The meeting in the general’s conference room was much like the others. Half a dozen colonels and a couple of majors, and the air force general and General Bildad, the overall military commander from the Army side. The four SEALs sat down next to Don Stroh, and Murdock watched three Israeli Navy officers walk in.

“Good, we’re all here,” General Bildad said. “The fighting along the MLR has stalemated. We can’t push forward to where we want to be. So, we’re going to throw a surprise at the Syrians and hope it fools them. Captain Dagen will lay out the plan he’s proposing. Captain Dagen.”

The man who stood could have been a fisherman. He had a sea-weathered face with pockmarks, a nose that had been broken more than once and never quite set right, bushy brows over deadly earnest green eyes, and a mop of dark hair that he had to cut every month to keep it
within regulations. His mouth twisted a little, then he looked each man there in the eye before he spoke.
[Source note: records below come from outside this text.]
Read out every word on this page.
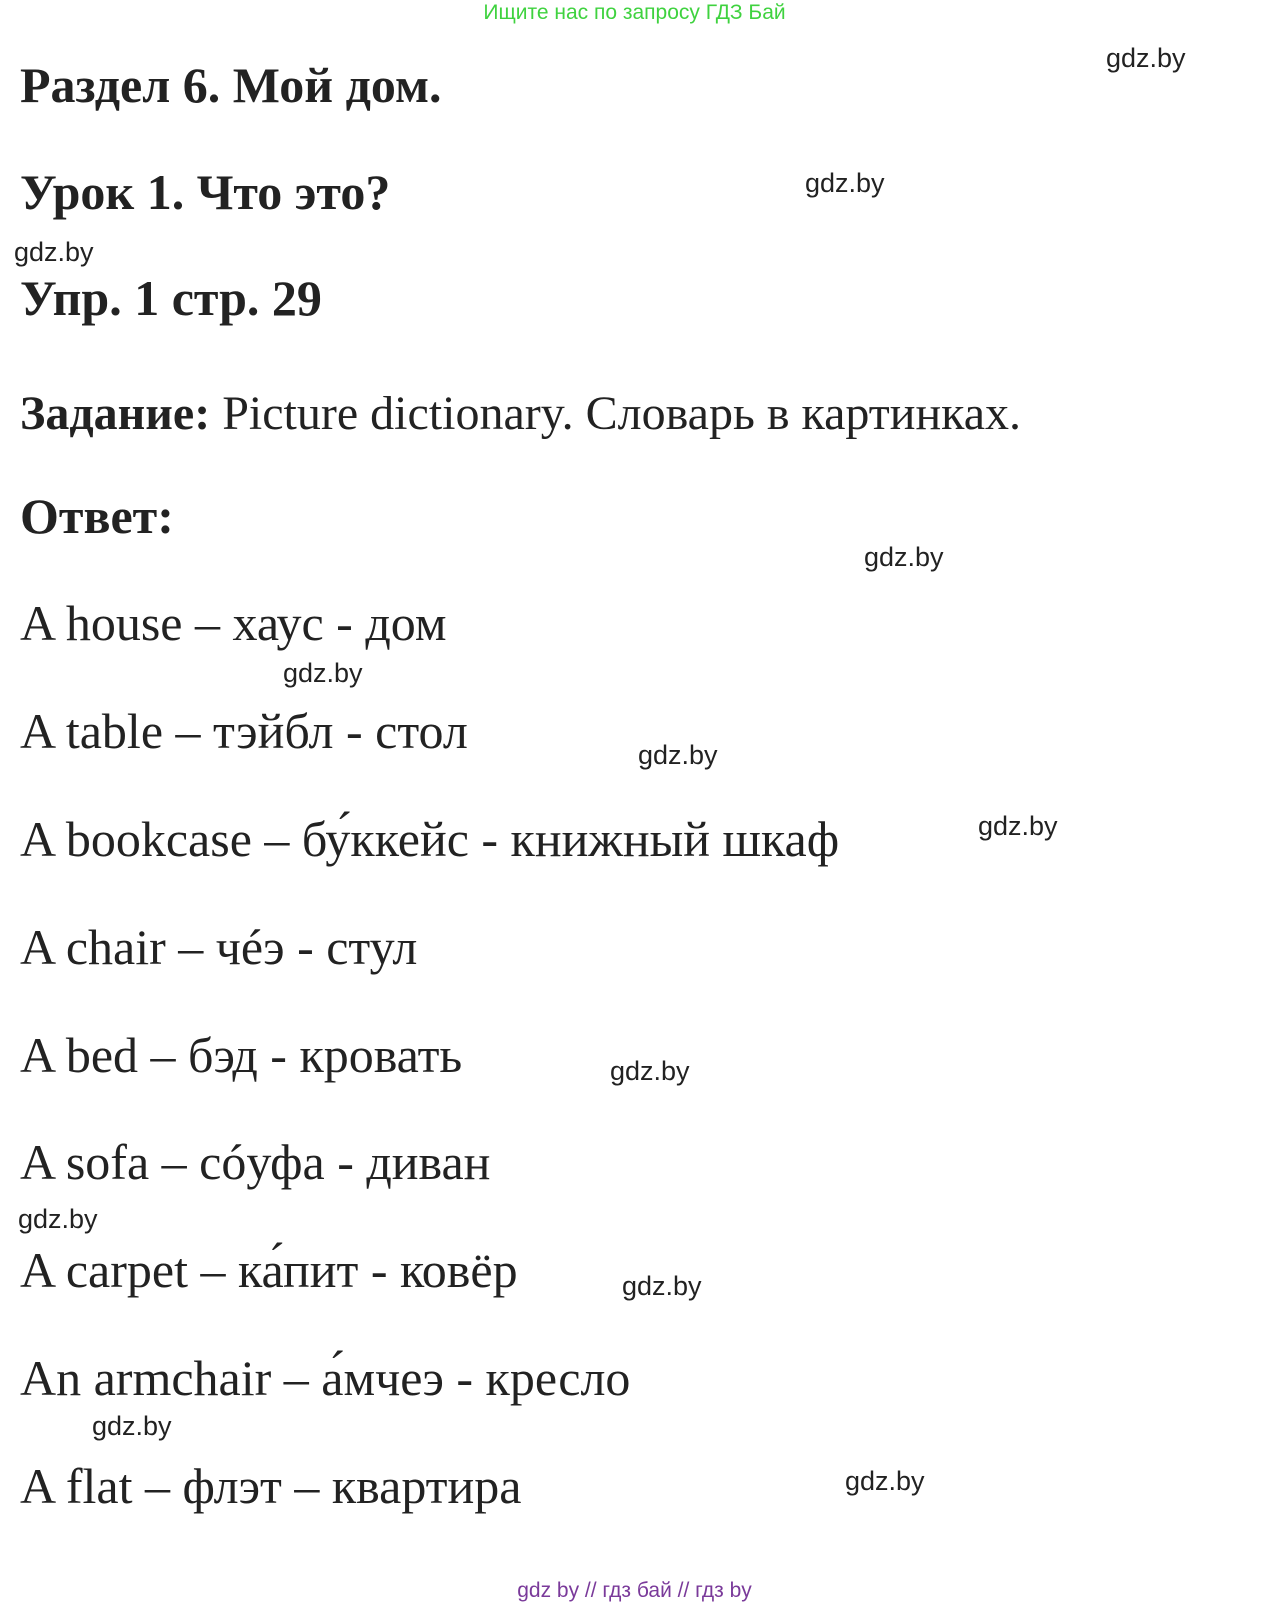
Ищите нас по запросу ГДЗ Бай
Раздел 6. Мой дом.
Урок 1. Что это?
Упр. 1 стр. 29
Задание: Picture dictionary. Словарь в картинках.
Ответ:
A house – хаус - дом
A table – тэйбл - стол
A bookcase – бу́ккейс - книжный шкаф
A chair – чéэ - стул
A bed – бэд - кровать
A sofa – сóуфа - диван
A carpet – ка́пит - ковёр
An armchair – а́мчеэ - кресло
A flat – флэт – квартира
gdz.by
gdz.by
gdz.by
gdz.by
gdz.by
gdz.by
gdz.by
gdz.by
gdz.by
gdz.by
gdz.by
gdz.by
gdz by // гдз бай // гдз by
“My planning group thinks that this will work, and that it can do what General Bildad needs done. We suggest that we stage a mock amphibious landing along one section of the twelve miles of our northern coast that the Syrians still hold. There are enough flat beaches up there above Nahariyya that we can fake an amphibious assault. We want to do this at night. We’ll have a good concentration of our ships just off shore, including a couple of landing craft and several patrol boats. At one point they will circle and then head for the beach.